‘Peaky Blinders: The Immortal Man’ Is a Ferociously Intense Movie Epilogue to the Cult Series
Alci Rengifo
Thomas Shelby as played by Cillian Murphy is one of the great haunted characters of recent television. His story arc is in a sense the arc of a generation that lived through two world wars in the 20th century. This was one reason why “Peaky Blinders,” the cult BBC series introduced to U.S. audiences via Netflix, worked as something beyond another gangster show. Its writing, visual style and performances were already cinematic, so it is a near seamless transition into an actual film with “Peaky Blinders: The Immortal Man.” This is a ferociously good movie that stands on its own while giving fans more of what they love with a needed sense of narrative closure.
Fans of the show know that each season would jump ahead about two years. “The Immortal Man” opens in 1940, a bit longer than usual to provide a good space from the series finale that dropped in 2022. World War II is raging and as the Nazis bomb the U.K., they are also carrying out a plot involving counterfeit currency. Out in the countryside, Tommy Shelby, World War I veteran and the once powerful head of the Peaky Blinders gang in Birmingham, lives alone, haunted by memories and writing a memoir. Two women appear to try and shake him back into action. His sister, Ada (Sophie Rundle), who is now an M.P., and Kaulo (Rebecca Ferguson), the sister of a past lover. They inform Tommy that his estranged son, Duke (Barry Keoghan), now runs the Peaky Blinders as a true criminal operation taking advantage of the war to steal supplies for their own use. Even darker, Duke is collaborating with a British fascist, John Beckett (Tim Roth), who wants to aid the Nazi effort to flood Britain with counterfeit bank notes.

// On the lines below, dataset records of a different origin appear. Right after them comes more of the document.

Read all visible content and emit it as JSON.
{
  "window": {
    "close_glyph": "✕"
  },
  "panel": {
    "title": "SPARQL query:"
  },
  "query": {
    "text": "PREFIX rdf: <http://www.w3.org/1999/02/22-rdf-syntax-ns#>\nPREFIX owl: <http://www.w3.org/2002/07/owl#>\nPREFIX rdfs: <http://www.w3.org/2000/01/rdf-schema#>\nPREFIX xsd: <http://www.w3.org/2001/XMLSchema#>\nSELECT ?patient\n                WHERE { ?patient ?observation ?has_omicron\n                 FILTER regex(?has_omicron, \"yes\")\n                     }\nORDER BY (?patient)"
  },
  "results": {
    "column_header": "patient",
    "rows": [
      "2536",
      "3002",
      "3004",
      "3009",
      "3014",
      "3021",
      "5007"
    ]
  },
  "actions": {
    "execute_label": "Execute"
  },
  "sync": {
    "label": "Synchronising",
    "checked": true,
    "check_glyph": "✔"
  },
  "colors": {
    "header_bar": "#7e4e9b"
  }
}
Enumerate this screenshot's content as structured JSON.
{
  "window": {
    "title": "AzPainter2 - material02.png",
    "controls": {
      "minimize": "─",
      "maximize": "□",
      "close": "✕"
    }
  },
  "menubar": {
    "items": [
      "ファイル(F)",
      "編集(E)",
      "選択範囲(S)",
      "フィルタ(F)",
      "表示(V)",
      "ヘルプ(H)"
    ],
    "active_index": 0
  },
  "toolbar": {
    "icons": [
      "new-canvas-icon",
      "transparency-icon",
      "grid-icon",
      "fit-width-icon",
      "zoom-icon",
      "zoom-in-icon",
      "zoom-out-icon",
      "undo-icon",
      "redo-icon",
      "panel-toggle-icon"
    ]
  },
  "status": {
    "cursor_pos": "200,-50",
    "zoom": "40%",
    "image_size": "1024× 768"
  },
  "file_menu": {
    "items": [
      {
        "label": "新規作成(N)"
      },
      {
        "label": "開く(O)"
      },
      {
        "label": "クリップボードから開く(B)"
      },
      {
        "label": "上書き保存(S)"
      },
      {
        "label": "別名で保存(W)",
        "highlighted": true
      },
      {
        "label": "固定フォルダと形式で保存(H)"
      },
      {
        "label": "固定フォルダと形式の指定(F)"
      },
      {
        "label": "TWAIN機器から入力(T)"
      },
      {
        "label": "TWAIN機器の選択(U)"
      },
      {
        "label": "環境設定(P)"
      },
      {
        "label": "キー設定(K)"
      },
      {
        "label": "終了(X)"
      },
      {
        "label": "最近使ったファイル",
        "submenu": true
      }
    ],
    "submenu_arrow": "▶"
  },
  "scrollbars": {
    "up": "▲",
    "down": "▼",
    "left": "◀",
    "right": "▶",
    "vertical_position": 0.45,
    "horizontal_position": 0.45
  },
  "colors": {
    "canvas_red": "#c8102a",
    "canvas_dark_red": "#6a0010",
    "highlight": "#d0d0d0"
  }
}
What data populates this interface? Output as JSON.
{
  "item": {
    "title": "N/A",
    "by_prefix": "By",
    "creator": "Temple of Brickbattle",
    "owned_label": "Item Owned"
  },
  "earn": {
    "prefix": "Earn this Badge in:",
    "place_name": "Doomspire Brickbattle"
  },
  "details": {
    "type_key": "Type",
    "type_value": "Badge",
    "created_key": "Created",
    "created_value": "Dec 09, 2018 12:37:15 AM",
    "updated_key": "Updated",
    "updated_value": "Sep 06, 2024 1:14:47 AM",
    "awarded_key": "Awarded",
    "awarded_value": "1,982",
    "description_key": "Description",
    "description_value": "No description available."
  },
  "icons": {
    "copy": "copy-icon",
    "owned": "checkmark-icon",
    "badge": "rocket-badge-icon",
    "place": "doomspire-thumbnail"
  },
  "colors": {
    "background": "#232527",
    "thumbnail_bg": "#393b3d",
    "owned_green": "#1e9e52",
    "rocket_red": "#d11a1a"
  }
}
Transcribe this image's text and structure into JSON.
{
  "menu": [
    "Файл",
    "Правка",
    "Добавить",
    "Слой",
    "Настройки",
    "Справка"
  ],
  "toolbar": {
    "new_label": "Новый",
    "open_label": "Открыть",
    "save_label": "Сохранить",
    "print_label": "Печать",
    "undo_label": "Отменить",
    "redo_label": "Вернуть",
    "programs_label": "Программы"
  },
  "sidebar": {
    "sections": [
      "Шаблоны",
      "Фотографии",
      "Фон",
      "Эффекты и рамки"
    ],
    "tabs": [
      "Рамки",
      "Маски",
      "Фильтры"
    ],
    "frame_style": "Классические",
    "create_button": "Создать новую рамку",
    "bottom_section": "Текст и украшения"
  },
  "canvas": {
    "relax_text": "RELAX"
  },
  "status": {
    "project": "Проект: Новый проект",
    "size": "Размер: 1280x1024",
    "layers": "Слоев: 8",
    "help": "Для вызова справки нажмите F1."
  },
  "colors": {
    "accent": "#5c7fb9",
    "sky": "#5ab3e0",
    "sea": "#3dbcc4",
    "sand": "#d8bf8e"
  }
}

Steven Knight, who created the original series, writes the screenplay with genuine passion for its world and characters. Along with director Tom Harper, they are not setting out to recycle the greatest hits from favorite episodes. “The Immortal Man” extends the story into richer emotional territory. Even with its punk rock soundtracks and stylish suits, in which the actors would strut in a way that felt infectious, the show would still tackle realistically the nature of the Shelbys’ world. Tommy would constantly endure losses, betrayals and brushes with horror out of building an empire through violence. Still stoic with his graying hair, Tommy returns to Edinburgh to try and make amends, even as he clearly waits for death. The personal and historical collide powerfully. Not only is Duke collaborating with the enemy, but for Tommy there is the deeper anger at his blood dismissing how in being Romani, the rise of Hitler directly threatens their existence. A fight between the two in a pig pen starts framing this as a father and son parable above everything else.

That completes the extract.